On Syria, the Public, Process, and Results
The Syria story is a great case study in how Washington cares about process more than results.
POTUS has been getting boxed about the ears from all sides on Syria, but apparently the people are at least somewhat satisfied. From a new WashPost/ABC poll:
Americans overwhelmingly support the diplomatic agreement between the United States and Russia to eliminate Syria’s chemical weapons, despite having deep doubts about the Syrian regime’s compliance and giving low marks overall for how President Obama is handling the situation, according to a new Washington Post-ABC News poll ...

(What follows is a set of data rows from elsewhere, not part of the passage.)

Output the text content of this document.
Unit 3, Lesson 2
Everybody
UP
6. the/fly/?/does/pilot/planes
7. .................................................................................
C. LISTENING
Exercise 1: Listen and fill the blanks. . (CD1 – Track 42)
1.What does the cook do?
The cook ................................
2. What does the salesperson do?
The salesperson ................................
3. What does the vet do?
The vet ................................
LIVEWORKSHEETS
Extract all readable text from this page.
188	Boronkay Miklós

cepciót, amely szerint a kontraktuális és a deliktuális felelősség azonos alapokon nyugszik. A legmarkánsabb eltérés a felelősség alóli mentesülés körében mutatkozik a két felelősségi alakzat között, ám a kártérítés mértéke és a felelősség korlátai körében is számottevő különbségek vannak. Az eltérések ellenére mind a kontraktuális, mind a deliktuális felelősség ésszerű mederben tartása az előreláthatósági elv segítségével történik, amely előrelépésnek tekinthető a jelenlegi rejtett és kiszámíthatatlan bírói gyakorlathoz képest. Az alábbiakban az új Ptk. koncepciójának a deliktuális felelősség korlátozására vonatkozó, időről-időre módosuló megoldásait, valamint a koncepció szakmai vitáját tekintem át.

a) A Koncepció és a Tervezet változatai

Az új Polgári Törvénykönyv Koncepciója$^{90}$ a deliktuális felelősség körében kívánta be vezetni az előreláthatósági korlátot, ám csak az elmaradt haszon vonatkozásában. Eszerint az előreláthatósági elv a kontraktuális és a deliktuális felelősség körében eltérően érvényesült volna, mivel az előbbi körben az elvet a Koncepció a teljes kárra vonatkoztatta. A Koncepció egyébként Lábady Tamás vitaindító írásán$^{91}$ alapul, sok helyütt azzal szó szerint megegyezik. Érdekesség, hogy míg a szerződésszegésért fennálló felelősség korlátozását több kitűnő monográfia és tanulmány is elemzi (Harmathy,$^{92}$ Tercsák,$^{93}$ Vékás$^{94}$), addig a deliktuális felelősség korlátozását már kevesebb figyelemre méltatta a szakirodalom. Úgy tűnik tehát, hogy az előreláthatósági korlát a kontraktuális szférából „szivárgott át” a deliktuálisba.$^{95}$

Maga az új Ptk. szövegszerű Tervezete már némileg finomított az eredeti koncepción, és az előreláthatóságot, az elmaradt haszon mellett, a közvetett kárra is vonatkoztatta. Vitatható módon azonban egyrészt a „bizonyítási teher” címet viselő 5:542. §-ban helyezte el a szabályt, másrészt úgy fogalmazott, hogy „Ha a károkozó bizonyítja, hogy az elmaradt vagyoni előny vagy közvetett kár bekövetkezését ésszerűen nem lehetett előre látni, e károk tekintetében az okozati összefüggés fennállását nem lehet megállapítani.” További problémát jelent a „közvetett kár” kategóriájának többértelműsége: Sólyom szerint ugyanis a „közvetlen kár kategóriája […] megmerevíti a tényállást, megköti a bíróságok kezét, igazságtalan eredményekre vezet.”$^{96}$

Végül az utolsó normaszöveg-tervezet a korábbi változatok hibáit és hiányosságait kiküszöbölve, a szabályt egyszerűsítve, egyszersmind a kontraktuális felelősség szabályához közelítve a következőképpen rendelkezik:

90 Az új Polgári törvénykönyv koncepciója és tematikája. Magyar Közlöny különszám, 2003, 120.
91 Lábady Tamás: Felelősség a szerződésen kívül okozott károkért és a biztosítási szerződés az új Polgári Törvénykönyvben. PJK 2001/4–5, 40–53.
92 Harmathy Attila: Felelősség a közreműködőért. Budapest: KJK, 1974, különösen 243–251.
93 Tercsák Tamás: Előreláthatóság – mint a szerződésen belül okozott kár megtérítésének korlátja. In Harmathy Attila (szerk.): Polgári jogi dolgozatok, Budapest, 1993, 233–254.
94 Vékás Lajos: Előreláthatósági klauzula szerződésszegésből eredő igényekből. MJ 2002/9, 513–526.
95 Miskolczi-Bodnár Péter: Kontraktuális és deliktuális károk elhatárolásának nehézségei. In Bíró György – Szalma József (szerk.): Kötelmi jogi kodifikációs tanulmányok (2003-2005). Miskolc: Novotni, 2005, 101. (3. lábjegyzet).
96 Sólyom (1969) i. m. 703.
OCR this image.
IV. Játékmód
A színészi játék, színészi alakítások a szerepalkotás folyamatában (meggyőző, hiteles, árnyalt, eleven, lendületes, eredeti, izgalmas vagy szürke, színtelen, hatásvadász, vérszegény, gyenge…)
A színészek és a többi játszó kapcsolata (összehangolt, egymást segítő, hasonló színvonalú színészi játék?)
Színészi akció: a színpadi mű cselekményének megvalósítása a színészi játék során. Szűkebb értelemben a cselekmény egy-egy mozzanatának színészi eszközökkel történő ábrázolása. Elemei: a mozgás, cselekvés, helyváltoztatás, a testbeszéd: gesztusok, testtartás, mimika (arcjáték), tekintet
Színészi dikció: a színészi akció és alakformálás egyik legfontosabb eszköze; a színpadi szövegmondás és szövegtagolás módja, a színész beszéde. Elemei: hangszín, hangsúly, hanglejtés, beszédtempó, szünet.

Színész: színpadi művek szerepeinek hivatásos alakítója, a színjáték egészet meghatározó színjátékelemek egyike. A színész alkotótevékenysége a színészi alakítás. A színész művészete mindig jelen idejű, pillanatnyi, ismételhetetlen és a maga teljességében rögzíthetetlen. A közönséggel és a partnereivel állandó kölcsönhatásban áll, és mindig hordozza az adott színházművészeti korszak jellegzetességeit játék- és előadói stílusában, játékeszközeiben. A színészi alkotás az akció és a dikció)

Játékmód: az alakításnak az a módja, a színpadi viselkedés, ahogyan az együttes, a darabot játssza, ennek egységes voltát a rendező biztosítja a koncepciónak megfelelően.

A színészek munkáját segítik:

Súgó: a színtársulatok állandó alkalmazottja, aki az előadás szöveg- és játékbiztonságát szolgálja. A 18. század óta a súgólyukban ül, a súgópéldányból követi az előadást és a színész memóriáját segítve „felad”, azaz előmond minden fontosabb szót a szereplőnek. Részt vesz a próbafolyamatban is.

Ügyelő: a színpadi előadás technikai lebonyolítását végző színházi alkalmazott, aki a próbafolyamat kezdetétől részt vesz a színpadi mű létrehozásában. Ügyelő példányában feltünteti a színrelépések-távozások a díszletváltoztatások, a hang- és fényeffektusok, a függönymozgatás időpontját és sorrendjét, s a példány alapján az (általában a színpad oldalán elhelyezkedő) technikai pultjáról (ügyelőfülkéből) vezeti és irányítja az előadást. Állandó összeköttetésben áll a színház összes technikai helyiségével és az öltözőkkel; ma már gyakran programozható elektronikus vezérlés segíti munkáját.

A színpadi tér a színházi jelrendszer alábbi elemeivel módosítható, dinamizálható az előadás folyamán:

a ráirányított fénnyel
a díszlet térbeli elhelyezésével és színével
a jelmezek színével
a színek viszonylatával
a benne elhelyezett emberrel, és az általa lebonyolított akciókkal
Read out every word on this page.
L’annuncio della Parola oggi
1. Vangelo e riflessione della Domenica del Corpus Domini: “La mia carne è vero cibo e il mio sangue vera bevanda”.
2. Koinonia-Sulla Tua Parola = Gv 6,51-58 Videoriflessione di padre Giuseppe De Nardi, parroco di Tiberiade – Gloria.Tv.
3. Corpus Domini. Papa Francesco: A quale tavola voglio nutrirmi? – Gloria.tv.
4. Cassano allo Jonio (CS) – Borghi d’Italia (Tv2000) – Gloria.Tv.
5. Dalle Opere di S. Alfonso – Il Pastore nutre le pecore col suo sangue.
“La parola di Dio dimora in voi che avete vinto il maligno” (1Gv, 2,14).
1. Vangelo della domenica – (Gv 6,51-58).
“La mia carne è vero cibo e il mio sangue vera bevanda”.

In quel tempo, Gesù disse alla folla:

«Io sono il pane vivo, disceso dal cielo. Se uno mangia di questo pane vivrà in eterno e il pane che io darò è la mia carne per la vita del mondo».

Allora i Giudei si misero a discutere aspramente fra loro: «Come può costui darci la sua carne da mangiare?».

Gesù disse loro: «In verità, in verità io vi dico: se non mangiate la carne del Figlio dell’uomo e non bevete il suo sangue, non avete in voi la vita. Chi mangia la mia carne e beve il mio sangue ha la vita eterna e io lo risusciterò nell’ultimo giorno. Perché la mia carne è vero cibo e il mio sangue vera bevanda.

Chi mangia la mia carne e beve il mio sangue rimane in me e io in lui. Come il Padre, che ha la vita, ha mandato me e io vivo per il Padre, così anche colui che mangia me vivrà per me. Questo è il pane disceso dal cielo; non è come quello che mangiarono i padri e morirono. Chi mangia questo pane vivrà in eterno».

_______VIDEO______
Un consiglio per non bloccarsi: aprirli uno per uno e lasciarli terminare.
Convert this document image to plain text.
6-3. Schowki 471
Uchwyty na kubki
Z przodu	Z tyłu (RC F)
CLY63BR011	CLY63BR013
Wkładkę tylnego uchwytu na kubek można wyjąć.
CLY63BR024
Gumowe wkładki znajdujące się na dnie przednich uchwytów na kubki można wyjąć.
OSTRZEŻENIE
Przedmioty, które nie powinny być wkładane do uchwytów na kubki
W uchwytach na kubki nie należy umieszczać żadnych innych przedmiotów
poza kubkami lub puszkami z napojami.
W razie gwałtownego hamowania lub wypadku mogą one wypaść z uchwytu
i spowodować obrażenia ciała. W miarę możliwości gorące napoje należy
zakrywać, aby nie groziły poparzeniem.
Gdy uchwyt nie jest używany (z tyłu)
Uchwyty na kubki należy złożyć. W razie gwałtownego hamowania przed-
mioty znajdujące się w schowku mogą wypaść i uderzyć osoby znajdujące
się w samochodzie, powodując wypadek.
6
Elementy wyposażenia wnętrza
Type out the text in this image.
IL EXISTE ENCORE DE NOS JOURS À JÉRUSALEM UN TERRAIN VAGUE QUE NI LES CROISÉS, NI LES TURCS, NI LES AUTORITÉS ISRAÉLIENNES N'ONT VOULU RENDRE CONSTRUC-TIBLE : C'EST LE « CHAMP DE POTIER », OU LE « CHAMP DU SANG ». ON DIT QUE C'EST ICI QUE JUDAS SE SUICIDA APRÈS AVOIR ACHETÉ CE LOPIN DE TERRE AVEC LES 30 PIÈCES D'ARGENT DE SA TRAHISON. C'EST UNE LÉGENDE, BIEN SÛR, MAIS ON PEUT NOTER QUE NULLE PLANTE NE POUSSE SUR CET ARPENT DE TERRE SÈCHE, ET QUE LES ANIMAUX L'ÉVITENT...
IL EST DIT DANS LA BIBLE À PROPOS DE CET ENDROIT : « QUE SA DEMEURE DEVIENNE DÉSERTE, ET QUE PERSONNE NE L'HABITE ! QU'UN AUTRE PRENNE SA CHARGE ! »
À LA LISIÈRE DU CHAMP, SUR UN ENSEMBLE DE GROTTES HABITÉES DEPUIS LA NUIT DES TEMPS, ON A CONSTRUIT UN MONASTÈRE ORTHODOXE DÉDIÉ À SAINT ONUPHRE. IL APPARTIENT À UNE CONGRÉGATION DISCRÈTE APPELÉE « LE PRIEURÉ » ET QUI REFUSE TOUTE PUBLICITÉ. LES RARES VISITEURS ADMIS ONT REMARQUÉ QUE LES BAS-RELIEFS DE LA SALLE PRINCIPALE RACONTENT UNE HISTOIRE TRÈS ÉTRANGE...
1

... But if Syria balks at the terms of the agreement, Obama could face reduced resistance to the use of military power to enforce the pact. Asked whether they would favor a congressional resolution authorizing force if the deal does not yield results, 44 percent say they would support it and 48 percent say they would not.
So people don't think he handled it well but are satisfied with the outcome and are now more open to the possibility of a military strike in the future if Assad doesn't live up to the terms of the deal. That's all about right. Funny how that works out sometimes.
Except that the poll was taken smack in the middle of events. Some respondents were interviewed before Kerry and Lavrov struck the deal, some after. Presumably a fresher poll conducted entirely post-deal will yield somewhat better numbers.
This is a process vs. results story. The process was terrible, and Obama (and Kerry) certainly mishandled it going back a couple of years. I keep talking about the democratic aspirations of the people in the region. My biggest criticism of Obama is that he really plays up to those hopes with big talk and then dashes them by not following through. Saying Assad needs to step down implies to people in the region that you're going to do something about that, whether it's military or just continued and very public diplomatic pressure. And then not to do that is a problem. Obama doesn't have many fans left among democrats in the region, and that's his fault. He should have held back on some of that talk in the first place.
At the same time, there were these secret conversations going on for a year with Russia about what to do about Syria. And those appear to have borne fruit. So, pending how this plays out over the next 18 months, what we have here is a pretty ugly public process (accompanied by a private process that was of necessity kept from the public) that led in the end to a pretty good result.
But Washington is a place where most people care far, far more about process than results. The reasons for this should be obvious. The process is the game. It's what is ongoing and visible, so it's the part that people get to judge and assess and gossip about and declaim on. And most people love to make snap judgments, and the more dramatic the better, because that gets you more hits and tweets and so on. I suppose I'm hardly immune to this, being a little cog in this machine myself, but at least I have the ability to step back and observe it and see that it exists and understand that I'm a part of it.
So what happens is, these narratives (Syria is a disaster) get etched into the stone during the process part of the story, before the result even happens. As it turns out, Syria isn't a disaster, from the strict Washington perspective (it's certainly a disaster from other perspectives). But most pundits base their conclusions on process, and of course this is augmented in the foreign-policy realm, especially when saber rattling is involved, because the president has to display the proper dose of testosterone, which is why everyone was bowing down before Bush and Cheney back in 2002. A subtler foreign policy is harder to conduct in public, especially in our time.